IU financial experts to lead panel on economic crisis
By Nicole Brooks
March 26, 2009

While heads of financial markets may not fully understand the world's economic crisis, a panel of Indiana University economists will come together to analyze it for the rest of us.

"We're economists. This is our job," IU economics professor Eric Leeper said of communicating to the public the deeper meaning behind the headlines of the day.

Leeper put together a group of IU finance and economics professors and alums to speak on several facets of the economy during an open discussion. The panel talk is April 3 from 2 to 4 p.m. in room 100 of Woodburn Hall. Topics include some causes of the economic slump, a look at policy responses to the meltdown, a forecast of what's to come, and some historical perspective on this recession.

"People have short memories," Leeper said. A look at recent recessions may put our current situation in perspective, he said.

One block to making sense of the financial crisis is people's anger, Leeper said. The nation has been sidetracked by the furor over AIG's bonuses to its employees, for example.

"We've lost sight of the point. I understand the anger," he said. But people need to get past emotions to focus on what's important, he said: Financial markets have to get back to stability and banks have to make loans. The economy relies on banks doing what banks do, he said -- making loans.

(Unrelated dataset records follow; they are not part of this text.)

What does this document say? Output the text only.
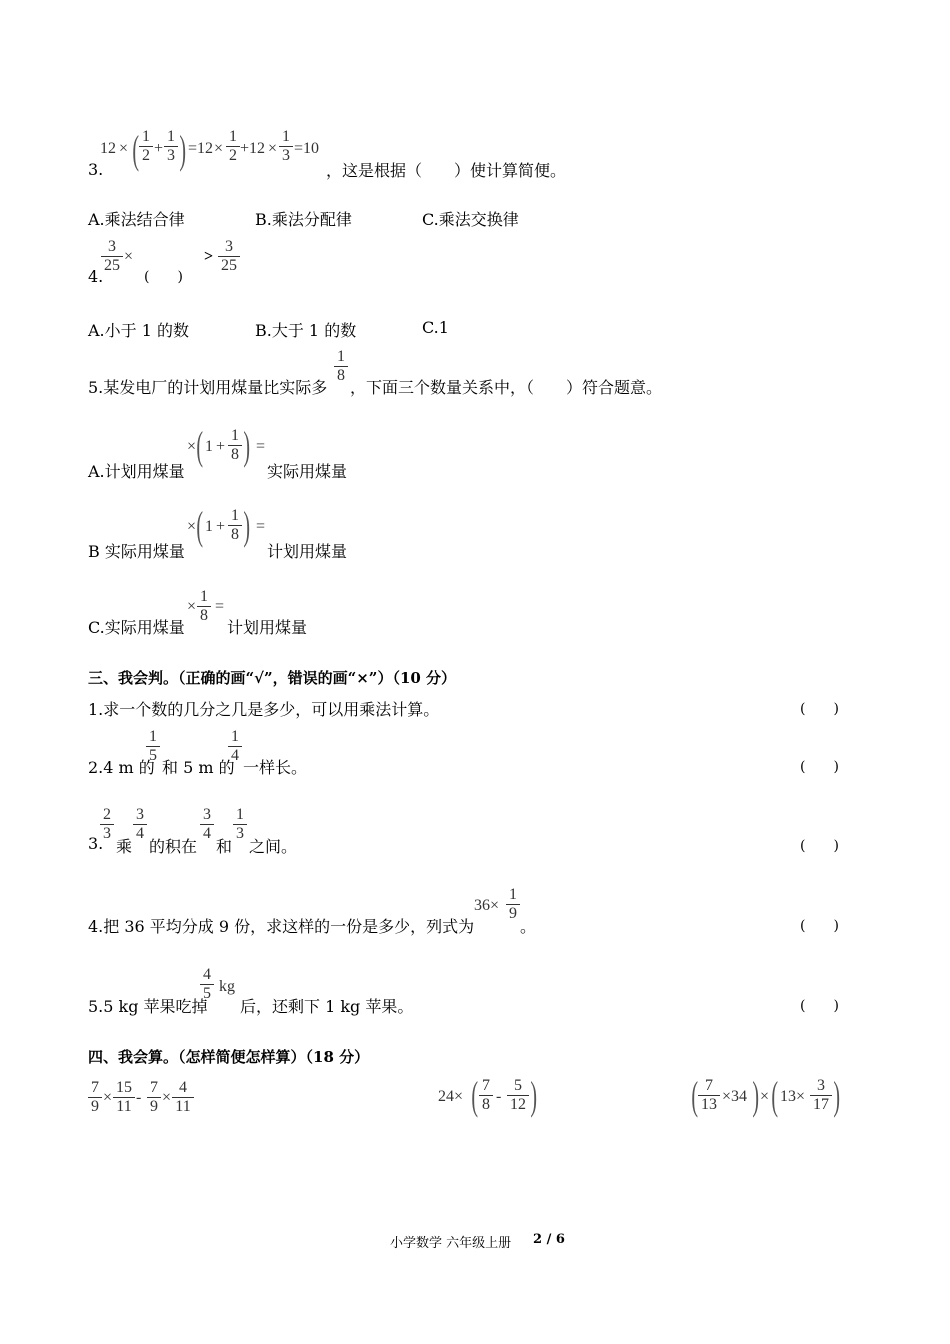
12 × ( $\frac{1}{2} + \frac{1}{3}$ ) $=12 \times \frac{1}{2} +12 \times \frac{1}{3} =10$
3.	，这是根据（　　）使计算简便。
A.乘法结合律	B.乘法分配律	C.乘法交换律
$\frac{3}{25}$ ×
4.	(　　)
> $\frac{3}{25}$
A.小于 1 的数	B.大于 1 的数	C.1
5.某发电厂的计划用煤量比实际多
$\frac{1}{8}$
，下面三个数量关系中，（　　）符合题意。
× ( $1 + \frac{1}{8}$ ) =
A.计划用煤量	实际用煤量
× ( $1 + \frac{1}{8}$ ) =
B 实际用煤量	计划用煤量
× $\frac{1}{8}$ =
C.实际用煤量	计划用煤量
三、我会判。（正确的画“√”，错误的画“×”）（10 分）
1.求一个数的几分之几是多少，可以用乘法计算。	(　　)
2.4 m 的
$\frac{1}{5}$
和 5 m 的
$\frac{1}{4}$
一样长。	(　　)
3.
$\frac{2}{3}$
乘
$\frac{3}{4}$
的积在
$\frac{3}{4}$
和
$\frac{1}{3}$
之间。	(　　)
4.把 36 平均分成 9 份，求这样的一份是多少，列式为
$36\times \frac{1}{9}$
。	(　　)
5.5 kg 苹果吃掉
$\frac{4}{5}$ kg
后，还剩下 1 kg 苹果。	(　　)
四、我会算。（怎样简便怎样算）（18 分）
$\frac{7}{9} \times \frac{15}{11} - \frac{7}{9} \times \frac{4}{11}$	24× ( $\frac{7}{8} - \frac{5}{12}$ )	( $\frac{7}{13} \times 34$ ) × ( $13\times \frac{3}{17}$ )
小学数学 六年级上册 2 / 6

A person with extra income, due to tax cuts or a job saved or created by the stimulus package, would ideally spend some and put the rest in the bank, Leeper said. The bank would then, ideally, turn that money into a small business loan.

Some of the Federal Reserve's responses to the crisis have been unconventional and effective in making this happen, Leeper said. It has lowered interest rates to nearly zero and has bought private assets.

"I think we're seeing that financial markets are less seized up. Some loans are being made."

A paradox here, he said, is that the economy also depends on people not saving their money. The government encourages people to buy stuff, and lower interest rates are an incentive to save less.

Asked what people can do as this financial crisis plays out, Leeper said, "One thing that Americans can do is not panic. Remember to take the long view, if you can."